Low duration strategies are for investors who want a balance of liquidity and moderate returns with lower risk, while Core bond strategies are for those seeking higher returns over the long-term but are willing to take on more volatility.
Low duration strategies are positioned between the safer world of money market funds and the more volatile space of Core bond or credit-only strategies. While they carry more risk than money market funds, they have much lower volatility and duration risk compared to Core bond strategies.
With interest rates trending lower, what key factors should investors consider when seeking higher yields?
The Fed is cutting its Federal Funds rate to return interest rates to a neutral level, but this affects very short-term securities first. You will see the greatest impact on securities with zero to three-year maturities.
This means that money market fund yields will fall rapidly as the Fed lowers rates. However, low duration yields will not decrease as quickly. By investing a portion of their cash in longer-duration bonds, investors can lock in higher yields further out on the yield curve.
Clients can customize the amount of duration or spread risk they wish to tolerate through guidelines. The broader these investment guidelines, the more opportunity they have to earn higher long-term returns (along with some additional volatility) than a money market fund.
What are the main sources of returns for your strategy?
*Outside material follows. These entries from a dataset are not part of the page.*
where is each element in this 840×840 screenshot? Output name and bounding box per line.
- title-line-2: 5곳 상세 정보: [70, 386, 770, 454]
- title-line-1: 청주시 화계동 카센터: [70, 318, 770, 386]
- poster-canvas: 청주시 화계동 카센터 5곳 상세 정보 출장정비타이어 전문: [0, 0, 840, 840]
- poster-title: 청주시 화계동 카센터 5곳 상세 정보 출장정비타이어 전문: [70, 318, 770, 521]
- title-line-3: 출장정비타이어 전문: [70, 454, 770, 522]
Returns in a low duration strategy are primarily driven by sector allocations. Investment grade corporates and structured credit are integral parts of the portfolio. We invest in debt ranging from zero to five years in maturity, with both fixed rate and floating rate coupons. Diversification guidelines limit our exposure to any single issue (except in government bonds). We actively manage credit exposure, selling securities when changes in their valuations or fundamentals make
it necessary.
This multi-sector approach seeks to provide multiple sources of return and allows us to improve risk-adjusted performance across a variety of market environments.
What trends do you foresee in the low-duration investment space as interest rates continue to trend lower?
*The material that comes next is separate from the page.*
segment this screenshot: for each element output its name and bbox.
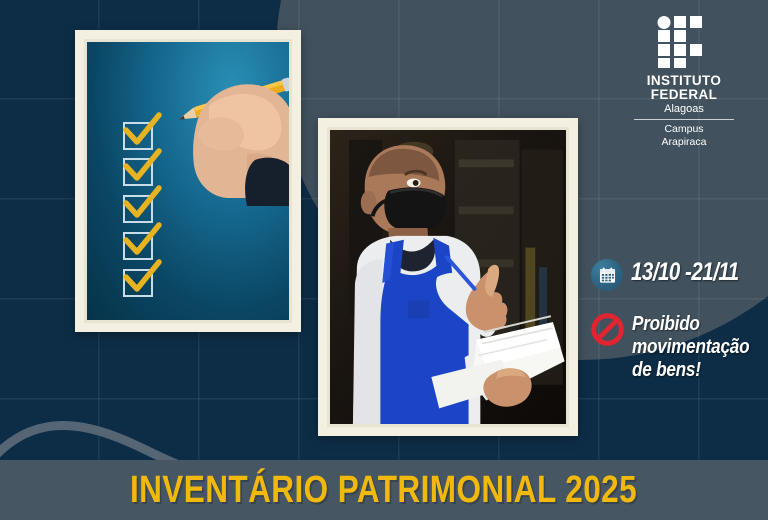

Currently, over $6 trillion is sitting in money market funds—an increase of $1.5 trillion since the start of the pandemic. We expect that as the Fed continues cutting rates, between $1 and $2 trillion of this cash could move into higher-yielding investments like low duration strategies, as investors seek better returns.
Recent regulatory reform governing institutional prime money market funds will make it more challenging for prime funds to outperform government funds. Some of the largest institutional prime funds have already either converted to government only or closed the fund entirely. For investors looking for returns beyond government yields, low duration strategies provide opportunities.
Why partner with Payden & Rygel for a low duration strategy?
Payden & Rygel has specialized in customized cash management solutions for over four decades. Although we have expanded to many other fixed income strategies as well as equities, cash management remains a core part of Payden’s business. Over 50% of the firm’s assets under management are invested in low duration strategies.
Our deep experience in this area allows us to create customized cash solutions tailored to our clients’ liquidity and investment objectives. Moreover, our long-term relationships with brokers enable better access to liquidity in challenging markets.